Syringes delivered to GSK doors in pneumonia vaccine row

Advocate group Médecins Sans Frontières (MSF) delivered a suitcase full of syringes to the London headquarters of pharmaceutical company GSK in protest at the price of a pneumonia vaccine.

The syringes were stuffed with paper including the names of 400,000 people who had signed an MSF-backed petition to get the company to lower its prices.

MSF activists also placed 2,500 flowers outside the door of Pfizer’s headquarters in New York, with one flower representing each child lost to pneumonia every day globally. In addition, the names of those who had signed the petition lay in an empty baby cot.

The petition demands that the two companies reduce the price of their vaccines to $5 per child in all developing countries and for humanitarian organisations.

“Despite there being a vaccine that can prevent pneumonia, it remains the leading global cause of childhood death, killing almost one million children under the age of five each year,” MSF said.

Pfizer’s vaccine is called Prevenar 13, while GSK’s is named Synflorix.
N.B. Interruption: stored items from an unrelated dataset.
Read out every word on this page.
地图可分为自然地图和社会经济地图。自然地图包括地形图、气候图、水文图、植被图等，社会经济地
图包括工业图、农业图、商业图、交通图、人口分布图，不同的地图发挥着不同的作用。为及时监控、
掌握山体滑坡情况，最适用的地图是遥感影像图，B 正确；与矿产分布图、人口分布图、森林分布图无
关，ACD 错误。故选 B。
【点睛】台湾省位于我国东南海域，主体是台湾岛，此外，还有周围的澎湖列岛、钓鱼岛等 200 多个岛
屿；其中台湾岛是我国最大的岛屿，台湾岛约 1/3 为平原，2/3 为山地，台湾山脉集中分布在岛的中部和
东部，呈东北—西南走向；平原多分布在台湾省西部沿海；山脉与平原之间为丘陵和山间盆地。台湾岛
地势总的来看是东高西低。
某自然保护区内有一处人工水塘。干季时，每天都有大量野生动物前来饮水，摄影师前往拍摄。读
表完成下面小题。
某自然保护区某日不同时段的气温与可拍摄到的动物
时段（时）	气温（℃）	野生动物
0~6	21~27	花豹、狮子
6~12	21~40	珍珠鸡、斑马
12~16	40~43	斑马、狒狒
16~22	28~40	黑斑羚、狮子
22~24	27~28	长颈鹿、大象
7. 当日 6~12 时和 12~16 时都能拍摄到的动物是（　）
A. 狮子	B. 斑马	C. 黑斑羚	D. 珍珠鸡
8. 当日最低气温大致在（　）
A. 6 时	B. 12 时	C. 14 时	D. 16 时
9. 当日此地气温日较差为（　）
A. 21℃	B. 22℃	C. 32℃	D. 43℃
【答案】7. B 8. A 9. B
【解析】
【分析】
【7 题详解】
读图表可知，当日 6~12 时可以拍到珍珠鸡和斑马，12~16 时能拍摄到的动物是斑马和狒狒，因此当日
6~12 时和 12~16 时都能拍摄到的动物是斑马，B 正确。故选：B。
Both companies said they make large amounts of the vaccines available at discounted prices through a programme called the Global Alliance for Vaccines and Immunisation (GAVI).

But MSF said the prices should be lowered still.

Greg Elder, medical coordinator for MSF’s Access Campaign, said: “After combined sales of more than $30 billion for the pneumonia vaccine alone, we think it’s pretty safe to say that GSK and Pfizer could find the money to lower the price, so all developing countries can protect their children from this killer.”

In response, GSK said that “millions more children from the world’s poorest countries” were being vaccinated and that should be seen as a good thing.

GSK added that its manufacturing has enabled it to identify incremental cost efficiencies and that in 2017, under the GAVI programme, it will be able to offer a price reduction to $3.05.

“At this level, we are able to just cover our costs and maintain our ability to supply the vaccine to these countries in the long-term,” GSK added.